U.S. has warned Democratic Republic of Congo against electronic voting system for long-delayed presidential election in December.
U.S. Ambassador to the UN, Nikki Haley, told an informal UN Security Council meeting on the Congolese electoral process that deploying the system would undermine the credibility of the poll.
He added that electronic voting system, being an unfamiliar technology for the first time during crucial election was an enormous risk.
Haley told the meeting, which was organised by the U.S. that “elections must be held by paper ballots so there is no question by the Congolese people about the results.
“The U.S. has no appetite to support electronic voting system.”
Several other countries on the 15-member council also raised concerns about the possible use of electronic voting in the Congo.
An election to replace President Joseph Kabila, who had been in power since his father was shot dead in in 2001, was scheduled for end of December and that country’s electoral commission had finished registering 46 million voters in January.

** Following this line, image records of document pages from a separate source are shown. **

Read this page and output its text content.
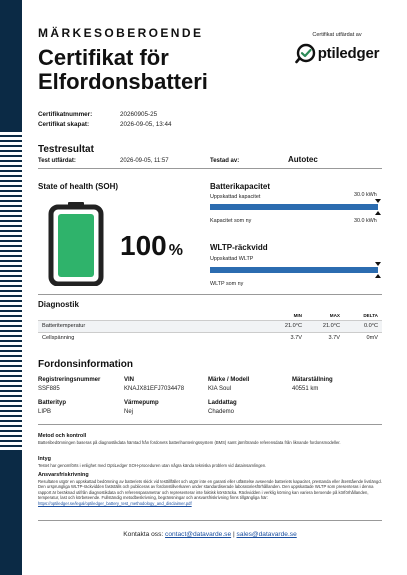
MÄRKESOBEROENDE
Certifikat för Elfordonsbatteri
Certifikat utfärdat av
ptiledger
Certifikatnummer:	20260905-25
Certifikat skapat:	2026-09-05, 13:44
Testresultat
Test utfärdat:	2026-09-05, 11:57	Testad av:	Autotec
State of health (SOH)
100 %
Batterikapacitet
Uppskattad kapacitet	30.0 kWh
Kapacitet som ny	30.0 kWh
WLTP-räckvidd
Uppskattad WLTP
WLTP som ny
Diagnostik
	MIN	MAX	DELTA
Batteritemperatur	21.0°C	21.0°C	0.0°C
Cellspänning	3.7V	3.7V	0mV
Fordonsinformation
Registreringsnummer
SSF885
VIN
KNAJX81EFJ7034478
Märke / Modell
KIA Soul
Mätarställning
40551 km
Batterityp
LIPB
Värmepump
Nej
Laddattag
Chademo
Metod och kontroll
Batteribedömningen baseras på diagnostikdata hämtad från fordonets batterihanteringssystem (BMS) samt jämförande referensdata från liknande fordonsmodeller.
Intyg
Testet har genomförts i enlighet med OptiLedger SOH-proceduren utan några kända tekniska problem vid datainsamlingen.
Ansvarsfriskrivning
Resultaten utgör en uppskattad bedömning av batteriets skick vid testtillfället och utgör inte en garanti eller utfästelse avseende batteriets kapacitet, prestanda eller återstående livslängd. Den ursprungliga WLTP-räckvidden fastställs och publiceras av fordonstillverkaren under standardiserade laboratoriesförhållanden. Den uppskattade WLTP som presenteras i denna rapport är beräknad utifrån diagnostikdata och referensparametrar och representerar inte faktisk körsträcka. Räckvidden i verklig körning kan variera beroende på körförhållanden, temperatur, last och körbeteende. Fullständig metodbeskrivning, begränsningar och ansvarsfriskrivning finns tillgängliga här: https://optiledger.se/legal/optiledger_battery_test_methodology_and_disclaimer.pdf
Kontakta oss: contact@datavarde.se | sales@datavarde.se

Stalling the election repeatedly raised tension across the country, triggering street protests and encouraging armed rebellions, especially since Kabila refused to step down when his mandate expired
Corneille Nangaa, President of the Independent National Electoral Commission, told the meeting that using voting machines would “reduce the weight of all the equipment deployed from 16,000 tonnes to less than 8,000 tonnes.”
However, Rushdi Nackerdien, Africa’s Director for International Foundation for Electoral Systems, said “these machines still need to be tested, configured, deployed and used in a tense mistrustful context.”
“On a single day it is proposed that roughly 106,000 machines must work flawlessly across 90,000 polling stations.
“Securing these machines and the data they transmit from cyber attacks will be critical and challenging,” he said.
Kabila’s ruling majority and opposition leaders struck a deal allowing him to stay in power but required that the election be held by the end of 2017.
The country’s electoral commission, however, later said that was not possible and scheduled the vote for Dec. 23.
“The government is yet to take adequate steps to fully open political space and create an environment conducive to the holding of credible, free, fair and transparent elections,” UN peacekeeping chief Jean-Pierre Lacroix said.
According to Lacroix, no credible elections can take place in a context of fear and oppression.